We have come across a couple of scenarios to which you might be able to relate. If that’s the case, take the next steps to make sure your remote employees and company’s data remain secure.

Scenario 1: Primarily in the office, with limited work from home capabilities

  • Not prepared at all, or very minimally, for temporary remote work.
  • Business policy limited work from home.
  • Majority of employees had desktops, which meant laptops and home workstations had to be purchased.
  • Set up each one with USB wireless and train them.

Did you set up each laptop with access to a secure wireless connection?

If no, here’s what to do:

  • Ensure wireless connections are either certificate-based self-signed or with two-factor authentication.
  • If scale is an issue, limit access only to resources immediately critical to job role.

Did your company discuss multi-factor authentication?

If no, here’s what to do:

  • Define the high-risk group as executive and critical knowledge workers.
  • Establish multi-factor at least for high risk group.
  • Find a solution that is easy to implement and maintain.

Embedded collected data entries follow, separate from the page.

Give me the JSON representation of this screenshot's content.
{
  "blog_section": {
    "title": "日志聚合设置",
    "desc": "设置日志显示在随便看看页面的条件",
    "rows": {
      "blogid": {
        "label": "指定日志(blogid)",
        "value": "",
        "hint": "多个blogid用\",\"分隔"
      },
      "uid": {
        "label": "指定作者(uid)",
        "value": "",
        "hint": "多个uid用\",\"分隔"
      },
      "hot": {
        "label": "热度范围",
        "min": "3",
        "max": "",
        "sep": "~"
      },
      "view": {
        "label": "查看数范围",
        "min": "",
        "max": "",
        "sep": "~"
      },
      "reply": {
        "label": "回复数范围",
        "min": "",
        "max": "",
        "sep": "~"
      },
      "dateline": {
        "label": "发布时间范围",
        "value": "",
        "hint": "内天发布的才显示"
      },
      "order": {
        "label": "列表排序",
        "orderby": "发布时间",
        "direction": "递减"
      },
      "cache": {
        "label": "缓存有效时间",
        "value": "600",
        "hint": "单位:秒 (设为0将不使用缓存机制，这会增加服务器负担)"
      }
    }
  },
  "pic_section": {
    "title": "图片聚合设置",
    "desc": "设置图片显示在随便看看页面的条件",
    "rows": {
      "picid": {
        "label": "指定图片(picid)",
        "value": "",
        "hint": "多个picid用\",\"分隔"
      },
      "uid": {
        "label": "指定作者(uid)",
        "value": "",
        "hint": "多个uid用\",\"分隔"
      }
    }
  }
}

Document everything you do carefully. Take the extra time as it will pay off if you have to troubleshoot and later will prepare you for proper architectural planning when the urgent need subsides.

Use this time now to:

  • Establish secure remote access that can scale to meet the current and on-going needs.
  • Evaluate and document risks associated with the rapid deployment of remote access.

 

Scenario 2: Company had an in the office and remote work option from the beginning

  • Seamless transition to working remotely.
  • Gave a timeframe expectation timeframe for remote work.
  • Helpdesk is now open, which means remote access support is likely extra work, plan for the long run.

Did you train all employees to securely access the company network remotely? (OR, did you send out updated remote working guidelines to reinforce protocol?)

If no, here’s what to do:

  • Write up specific instructions with pictures.
  • Make sure to expect the mistakes that will be made and show them how to fix them.
  • Never underestimate the simple errors.

Did you update firewall protocol due to the increase in remote activity?

If no, here’s what to do:

  • Get help! This is the most forgotten part. Have a second set of eyes review.
  • Ensure you have some level of regular logging and review to validate you are not under attack.
  • This scenario could last months, so make sure to update signatures and patching.